Because of the significant early benefit seen in patients given the experimental treatment, randomization in the NCI-sponsored trial was stopped and the trial was altered so that all enrolled patients can receive the immunotherapy. “We are expending an enormous amount of effort to ensure that this treatment can be available to those children with neuroblastoma for whom the immunotherapy has been shown to be effective,” said Dr. John Maris from the Children’s Hospital of Philadelphia and chair of COG’s Neuroblastoma Committee.
Neuroblastoma is the most common cancer diagnosis in the first year of life. The disease arises in children in the developing cells of the sympathetic nervous system, and it often appears as a tumor in the chest or abdomen. Overall, more than 90 percent of those under 1 year of age survive for 5 years, but rates are much lower for patients who have distant disease.
The trial, which will also be presented in 2 weeks at the ASCO annual meeting in Orlando, involved more than 220 patients with certain clinical and biological factors that put them at high risk for recurrence. The trial’s main objective was to determine the role in the treatment of high-risk neuroblastoma of the ch14.18 monoclonal antibody. The antibody stimulates an immune response to the tumor by binding to a glycolipid (a fat molecule attached to a carbohydrate) known as GD2 that sits on the surface of neuroblastoma cells.
All patients in the trial had responded to standard therapy, which includes intensive chemotherapy, surgery, and a stem cell transplant, followed by radiation therapy. Half were then randomized to receive standard treatment with 13-cis-retinoic acid (RA) alone, while the others received RA plus the experimental treatment, consisting of the ch14.18 monoclonal antibody plus an alternating regimen of two immune-stimulating cytokines, GM-CSF and IL-2.
Progression-free survival at 2 years was 66 percent in the immunotherapy arm and 46 percent in the standard treatment arm, and overall survival at 2 years was 86 percent and 75 percent, respectively. Some significant side effects were associated with the immunotherapy, including pain and an accumulation of fluid in the body caused by vascular leakage, but they were “quite manageable and reversible,” Dr. Yu said.
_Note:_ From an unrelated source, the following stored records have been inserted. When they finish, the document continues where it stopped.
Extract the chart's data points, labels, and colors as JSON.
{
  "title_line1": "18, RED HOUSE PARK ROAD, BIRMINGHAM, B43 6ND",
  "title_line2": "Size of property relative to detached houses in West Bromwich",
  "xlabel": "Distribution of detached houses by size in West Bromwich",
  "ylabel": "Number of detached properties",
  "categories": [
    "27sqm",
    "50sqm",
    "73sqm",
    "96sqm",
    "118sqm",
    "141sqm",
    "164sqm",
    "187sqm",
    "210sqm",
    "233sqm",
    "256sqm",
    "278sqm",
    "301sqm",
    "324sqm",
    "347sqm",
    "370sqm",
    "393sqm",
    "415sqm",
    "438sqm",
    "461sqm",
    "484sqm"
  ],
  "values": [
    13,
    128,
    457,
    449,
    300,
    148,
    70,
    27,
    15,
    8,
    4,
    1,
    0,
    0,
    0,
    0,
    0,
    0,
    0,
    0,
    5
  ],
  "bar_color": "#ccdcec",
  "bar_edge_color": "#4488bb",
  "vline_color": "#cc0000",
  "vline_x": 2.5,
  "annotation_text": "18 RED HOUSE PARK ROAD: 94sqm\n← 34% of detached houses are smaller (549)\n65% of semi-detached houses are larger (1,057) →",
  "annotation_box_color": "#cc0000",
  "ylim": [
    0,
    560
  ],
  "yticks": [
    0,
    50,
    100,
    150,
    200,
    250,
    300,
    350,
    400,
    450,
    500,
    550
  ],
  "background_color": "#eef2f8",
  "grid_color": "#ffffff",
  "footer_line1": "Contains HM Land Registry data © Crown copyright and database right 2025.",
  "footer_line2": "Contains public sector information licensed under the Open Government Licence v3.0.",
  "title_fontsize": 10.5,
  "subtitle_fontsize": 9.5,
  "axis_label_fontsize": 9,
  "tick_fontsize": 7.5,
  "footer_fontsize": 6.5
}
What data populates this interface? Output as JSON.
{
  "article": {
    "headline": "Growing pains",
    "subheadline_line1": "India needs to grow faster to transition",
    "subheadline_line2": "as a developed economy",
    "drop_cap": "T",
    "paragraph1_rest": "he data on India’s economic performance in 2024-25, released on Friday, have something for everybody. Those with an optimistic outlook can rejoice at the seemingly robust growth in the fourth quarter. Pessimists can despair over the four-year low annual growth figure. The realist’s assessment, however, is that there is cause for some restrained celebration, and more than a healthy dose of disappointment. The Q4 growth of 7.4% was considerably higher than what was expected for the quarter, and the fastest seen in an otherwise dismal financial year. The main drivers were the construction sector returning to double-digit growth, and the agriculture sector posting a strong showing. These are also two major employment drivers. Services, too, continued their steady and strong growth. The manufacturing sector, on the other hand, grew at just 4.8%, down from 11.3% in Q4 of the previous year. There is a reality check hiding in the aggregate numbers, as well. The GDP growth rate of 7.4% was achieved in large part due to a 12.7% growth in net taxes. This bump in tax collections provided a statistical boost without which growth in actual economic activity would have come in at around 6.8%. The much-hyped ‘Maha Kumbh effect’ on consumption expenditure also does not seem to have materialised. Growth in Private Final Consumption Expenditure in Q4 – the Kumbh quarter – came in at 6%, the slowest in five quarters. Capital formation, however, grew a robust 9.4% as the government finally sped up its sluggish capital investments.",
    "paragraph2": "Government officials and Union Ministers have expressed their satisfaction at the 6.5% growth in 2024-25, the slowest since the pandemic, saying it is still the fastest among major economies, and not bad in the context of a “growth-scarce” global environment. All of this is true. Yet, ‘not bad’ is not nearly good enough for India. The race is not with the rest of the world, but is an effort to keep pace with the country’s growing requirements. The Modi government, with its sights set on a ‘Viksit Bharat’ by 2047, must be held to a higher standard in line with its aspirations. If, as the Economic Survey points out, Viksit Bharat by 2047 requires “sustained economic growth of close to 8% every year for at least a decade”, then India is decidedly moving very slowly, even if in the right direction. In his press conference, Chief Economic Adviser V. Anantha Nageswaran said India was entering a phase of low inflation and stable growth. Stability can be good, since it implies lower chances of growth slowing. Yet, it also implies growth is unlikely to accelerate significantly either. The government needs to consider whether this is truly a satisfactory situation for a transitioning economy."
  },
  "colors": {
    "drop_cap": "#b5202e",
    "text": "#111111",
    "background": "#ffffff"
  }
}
The trial marks several firsts, Dr. Yu noted, including being the first study to definitively demonstrate that a monoclonal antibody-based immunotherapy with cytokines is an effective cancer treatment. NCI’s Cancer Therapy Evaluation Program (CTEP) is sponsoring clinical trials of the ch14.18 monoclonal antibody, and NCI’s Biopharmaceutical Development Program (BDP) at NCI-Frederick is manufacturing the agent. NCI has on hand a supply of ch14.18 that is being used to treat patients in the trial, said Dr. Stephen Creekmore, chief of NCI’s Biological Resources Branch. BDP is continuing to produce the agent, he added, and more will be available in 2010.
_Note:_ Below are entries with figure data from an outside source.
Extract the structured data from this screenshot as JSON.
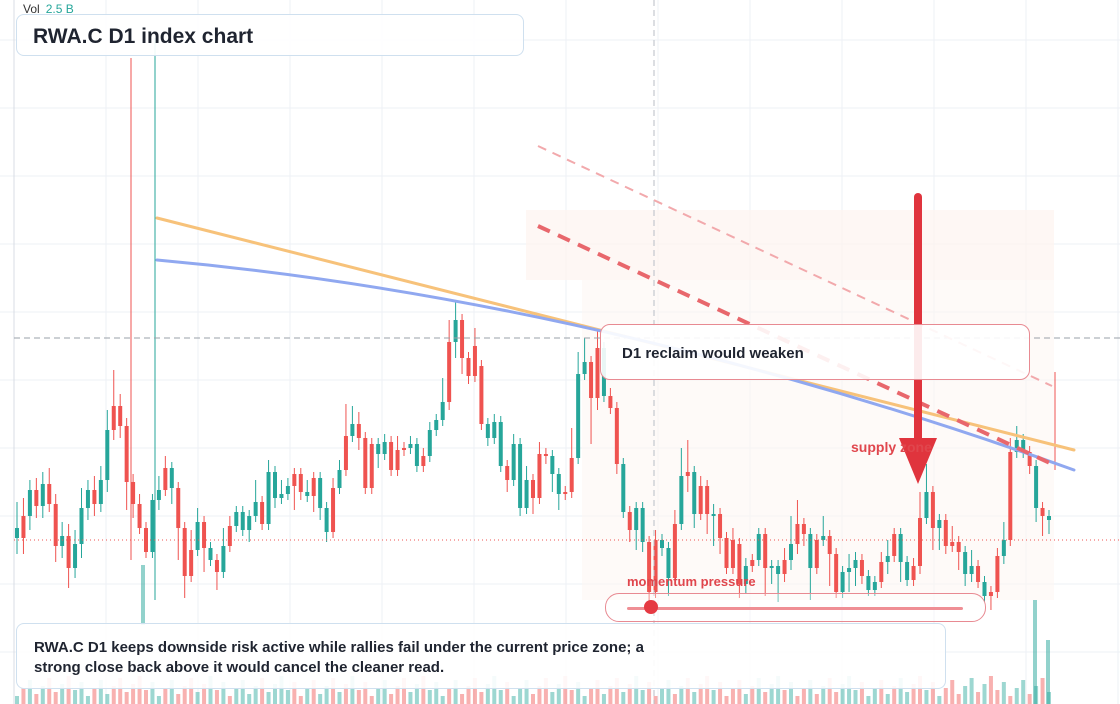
{
  "header": {
    "vol_label": "Vol",
    "vol_value": "2.5 B"
  },
  "title": "RWA.C D1 index chart",
  "note": "D1 reclaim would weaken",
  "zone_label": "supply zone",
  "momentum_label": "momentum pressure",
  "momentum": {
    "level": 0.07
  },
  "caption": "RWA.C D1 keeps downside risk active while rallies fail under the current price zone; a strong close back above it would cancel the cleaner read.",
  "colors": {
    "up": "#26a69a",
    "down": "#ef5350",
    "orange_line": "#f7c27a",
    "blue_line": "#90a8f0",
    "arrow": "#e0343d",
    "dashed": "#e8676c"
  },
  "chart_data": {
    "type": "candlestick",
    "symbol": "RWA.C",
    "timeframe": "D1",
    "grid": true,
    "candles": [
      [
        1,
        528,
        538,
        508,
        548
      ],
      [
        0,
        538,
        516,
        504,
        548
      ],
      [
        1,
        516,
        490,
        486,
        524
      ],
      [
        0,
        490,
        506,
        484,
        512
      ],
      [
        1,
        506,
        484,
        478,
        512
      ],
      [
        0,
        484,
        504,
        474,
        506
      ],
      [
        0,
        504,
        546,
        500,
        556
      ],
      [
        1,
        546,
        536,
        528,
        552
      ],
      [
        0,
        536,
        568,
        530,
        582
      ],
      [
        1,
        568,
        544,
        536,
        572
      ],
      [
        1,
        544,
        508,
        494,
        552
      ],
      [
        1,
        508,
        490,
        486,
        514
      ],
      [
        0,
        490,
        504,
        482,
        510
      ],
      [
        1,
        504,
        480,
        472,
        506
      ],
      [
        1,
        480,
        430,
        416,
        486
      ],
      [
        0,
        430,
        406,
        376,
        434
      ],
      [
        0,
        406,
        426,
        400,
        432
      ],
      [
        0,
        426,
        482,
        424,
        504
      ],
      [
        0,
        482,
        504,
        480,
        512
      ],
      [
        0,
        504,
        528,
        500,
        528
      ],
      [
        0,
        528,
        552,
        552,
        552
      ],
      [
        1,
        552,
        500,
        500,
        524
      ],
      [
        1,
        500,
        490,
        482,
        504
      ],
      [
        0,
        490,
        468,
        462,
        472
      ],
      [
        1,
        468,
        488,
        482,
        498
      ],
      [
        0,
        488,
        528,
        528,
        554
      ],
      [
        0,
        528,
        576,
        576,
        592
      ],
      [
        0,
        576,
        550,
        536,
        572
      ],
      [
        1,
        550,
        522,
        514,
        522
      ],
      [
        0,
        522,
        548,
        542,
        566
      ],
      [
        1,
        548,
        560,
        552,
        558
      ],
      [
        0,
        560,
        572,
        568,
        584
      ],
      [
        1,
        572,
        546,
        534,
        556
      ],
      [
        0,
        546,
        526,
        522,
        526
      ],
      [
        1,
        526,
        512,
        512,
        512
      ],
      [
        1,
        512,
        530,
        512,
        530
      ],
      [
        1,
        530,
        516,
        516,
        536
      ],
      [
        1,
        516,
        502,
        486,
        502
      ],
      [
        0,
        502,
        524,
        524,
        524
      ],
      [
        1,
        524,
        472,
        466,
        492
      ],
      [
        1,
        472,
        498,
        480,
        502
      ],
      [
        1,
        498,
        494,
        486,
        498
      ],
      [
        1,
        494,
        486,
        484,
        486
      ],
      [
        0,
        486,
        474,
        474,
        504
      ],
      [
        0,
        474,
        492,
        486,
        494
      ],
      [
        1,
        492,
        496,
        486,
        496
      ],
      [
        0,
        496,
        478,
        478,
        506
      ],
      [
        1,
        478,
        508,
        494,
        514
      ],
      [
        1,
        508,
        532,
        528,
        536
      ],
      [
        0,
        532,
        488,
        484,
        496
      ],
      [
        1,
        488,
        470,
        466,
        486
      ],
      [
        0,
        470,
        436,
        410,
        440
      ],
      [
        1,
        436,
        424,
        412,
        428
      ],
      [
        0,
        424,
        438,
        418,
        444
      ],
      [
        0,
        438,
        488,
        482,
        488
      ],
      [
        0,
        488,
        444,
        444,
        486
      ],
      [
        1,
        444,
        454,
        446,
        462
      ],
      [
        1,
        454,
        442,
        440,
        442
      ],
      [
        0,
        442,
        470,
        460,
        470
      ],
      [
        0,
        470,
        450,
        442,
        456
      ],
      [
        0,
        450,
        448,
        448,
        450
      ],
      [
        1,
        448,
        444,
        442,
        444
      ],
      [
        1,
        444,
        466,
        454,
        466
      ],
      [
        0,
        466,
        456,
        454,
        460
      ],
      [
        1,
        456,
        430,
        428,
        430
      ],
      [
        1,
        430,
        420,
        420,
        426
      ],
      [
        1,
        420,
        402,
        384,
        406
      ],
      [
        0,
        402,
        342,
        326,
        404
      ],
      [
        1,
        342,
        320,
        306,
        352
      ],
      [
        0,
        320,
        358,
        358,
        368
      ],
      [
        0,
        358,
        376,
        368,
        378
      ],
      [
        0,
        376,
        346,
        334,
        366
      ],
      [
        0,
        366,
        424,
        420,
        424
      ],
      [
        1,
        424,
        438,
        428,
        440
      ],
      [
        1,
        438,
        422,
        420,
        428
      ],
      [
        1,
        422,
        466,
        466,
        466
      ],
      [
        0,
        466,
        480,
        480,
        486
      ],
      [
        1,
        480,
        444,
        440,
        468
      ],
      [
        1,
        444,
        508,
        508,
        510
      ],
      [
        1,
        508,
        480,
        472,
        486
      ],
      [
        0,
        480,
        498,
        494,
        508
      ],
      [
        0,
        498,
        454,
        448,
        474
      ],
      [
        0,
        454,
        456,
        454,
        458
      ],
      [
        1,
        456,
        474,
        474,
        486
      ],
      [
        1,
        474,
        494,
        488,
        504
      ],
      [
        0,
        494,
        492,
        494,
        494
      ],
      [
        0,
        492,
        458,
        434,
        472
      ],
      [
        1,
        458,
        374,
        358,
        382
      ],
      [
        1,
        374,
        362,
        344,
        370
      ],
      [
        0,
        362,
        398,
        374,
        438
      ],
      [
        0,
        398,
        348,
        334,
        404
      ],
      [
        1,
        348,
        396,
        366,
        396
      ],
      [
        0,
        396,
        408,
        394,
        408
      ],
      [
        0,
        408,
        464,
        464,
        468
      ],
      [
        1,
        464,
        512,
        508,
        512
      ],
      [
        0,
        512,
        530,
        530,
        536
      ],
      [
        1,
        530,
        508,
        508,
        544
      ],
      [
        1,
        508,
        542,
        534,
        546
      ],
      [
        0,
        542,
        592,
        592,
        596
      ],
      [
        0,
        592,
        540,
        536,
        542
      ],
      [
        1,
        540,
        548,
        548,
        550
      ],
      [
        1,
        548,
        578,
        568,
        590
      ],
      [
        0,
        578,
        524,
        516,
        532
      ],
      [
        1,
        524,
        476,
        454,
        478
      ],
      [
        0,
        476,
        472,
        446,
        486
      ],
      [
        1,
        472,
        514,
        496,
        522
      ],
      [
        0,
        514,
        486,
        482,
        486
      ],
      [
        0,
        486,
        514,
        492,
        528
      ],
      [
        1,
        514,
        514,
        510,
        540
      ],
      [
        0,
        514,
        538,
        532,
        548
      ],
      [
        0,
        538,
        568,
        568,
        568
      ],
      [
        0,
        568,
        540,
        534,
        544
      ],
      [
        0,
        544,
        584,
        580,
        592
      ],
      [
        1,
        584,
        566,
        564,
        588
      ],
      [
        0,
        566,
        560,
        560,
        560
      ],
      [
        1,
        560,
        534,
        534,
        544
      ],
      [
        0,
        534,
        568,
        568,
        590
      ],
      [
        1,
        568,
        566,
        566,
        578
      ],
      [
        1,
        566,
        574,
        566,
        596
      ],
      [
        0,
        574,
        560,
        554,
        576
      ],
      [
        1,
        560,
        544,
        522,
        564
      ],
      [
        0,
        544,
        524,
        506,
        548
      ],
      [
        0,
        524,
        534,
        524,
        540
      ],
      [
        1,
        534,
        568,
        568,
        594
      ],
      [
        0,
        568,
        540,
        540,
        550
      ],
      [
        1,
        540,
        536,
        522,
        540
      ],
      [
        0,
        536,
        554,
        554,
        580
      ],
      [
        0,
        554,
        592,
        592,
        592
      ],
      [
        1,
        592,
        572,
        572,
        574
      ],
      [
        1,
        572,
        568,
        560,
        586
      ],
      [
        1,
        568,
        560,
        558,
        580
      ],
      [
        0,
        560,
        576,
        576,
        578
      ],
      [
        1,
        576,
        590,
        588,
        590
      ],
      [
        1,
        590,
        582,
        582,
        584
      ],
      [
        0,
        582,
        562,
        558,
        562
      ],
      [
        1,
        562,
        556,
        546,
        568
      ],
      [
        0,
        556,
        534,
        534,
        534
      ],
      [
        1,
        534,
        562,
        562,
        576
      ],
      [
        1,
        562,
        580,
        580,
        580
      ],
      [
        0,
        580,
        566,
        564,
        570
      ],
      [
        0,
        566,
        518,
        498,
        568
      ],
      [
        1,
        518,
        492,
        470,
        498
      ],
      [
        0,
        492,
        528,
        526,
        544
      ],
      [
        1,
        528,
        520,
        520,
        544
      ],
      [
        0,
        520,
        546,
        546,
        548
      ],
      [
        0,
        546,
        542,
        532,
        546
      ],
      [
        0,
        542,
        552,
        542,
        564
      ],
      [
        1,
        552,
        574,
        564,
        580
      ],
      [
        1,
        574,
        566,
        556,
        576
      ],
      [
        0,
        566,
        582,
        580,
        582
      ],
      [
        1,
        582,
        596,
        594,
        596
      ],
      [
        0,
        596,
        592,
        600,
        604
      ],
      [
        0,
        592,
        556,
        554,
        580
      ],
      [
        1,
        556,
        540,
        528,
        558
      ],
      [
        0,
        540,
        452,
        444,
        468
      ],
      [
        1,
        452,
        440,
        432,
        452
      ],
      [
        1,
        440,
        452,
        446,
        452
      ],
      [
        0,
        452,
        466,
        466,
        468
      ],
      [
        1,
        466,
        508,
        504,
        516
      ],
      [
        0,
        508,
        516,
        510,
        530
      ],
      [
        1,
        516,
        520,
        520,
        528
      ]
    ],
    "overlays": {
      "orange_trendline": true,
      "blue_regression_curve": true,
      "dashed_resistance_lines": 2,
      "supply_zone_arrow": "down",
      "price_line_dashed": true,
      "price_line_dotted_red": true
    },
    "volume": {
      "label": "Vol",
      "value": "2.5 B"
    }
  }
}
NCI is seeking private-sector collaborators for the continued development of ch14.18 through a Cooperative Research and Development Agreement. Based on the trial results, said Dr. Malcolm Smith, CTEP’s associate branch chief for pediatric oncology, several biotechnology companies have expressed interest in further developing the antibody for commercialization.
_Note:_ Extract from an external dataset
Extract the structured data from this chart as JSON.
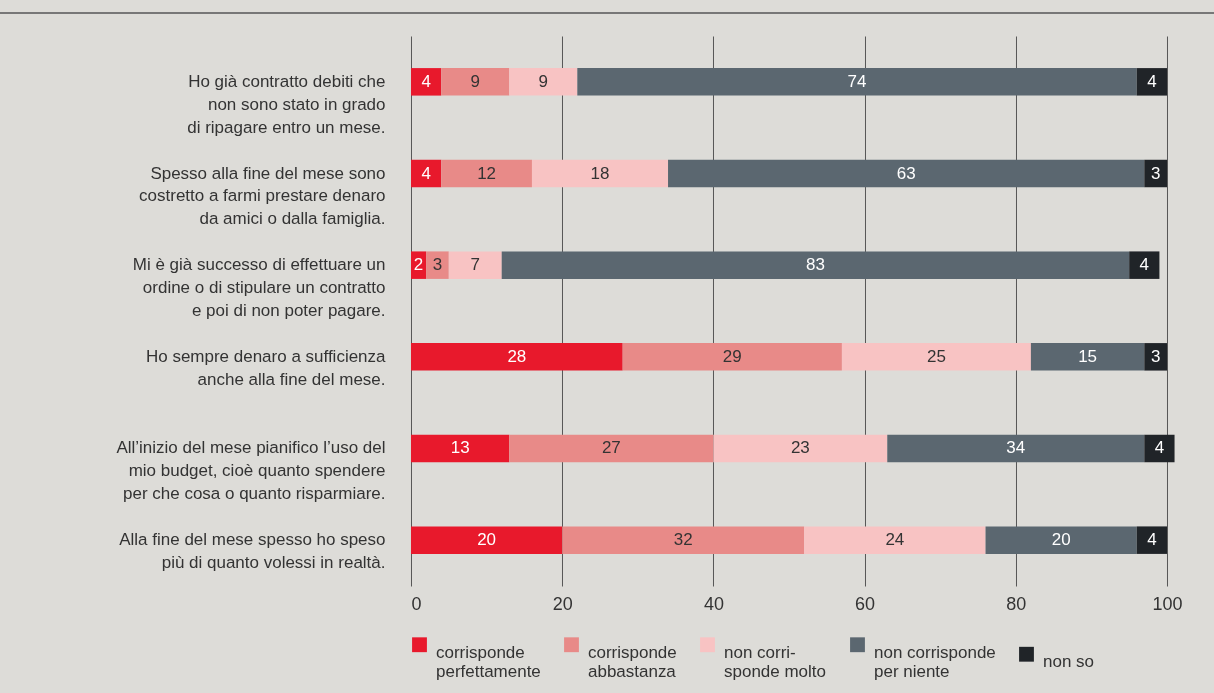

The COG study will continue as an “open-label” trial so that children with neuroblastoma can receive the effective immunotherapy. NCI will also sponsor a new ch14.18 clinical trial through COG that will allow collection of additional toxicity and safety data to help support an application to the FDA for marketing approval of ch14.18.
The COG study results, Dr. Smith stressed, “are a critical step in a more than 20-year line of research on antibody-based immunotherapy by NCI and NCI-supported researchers to bring a new life-saving treatment to children with aggressive neuroblastoma.”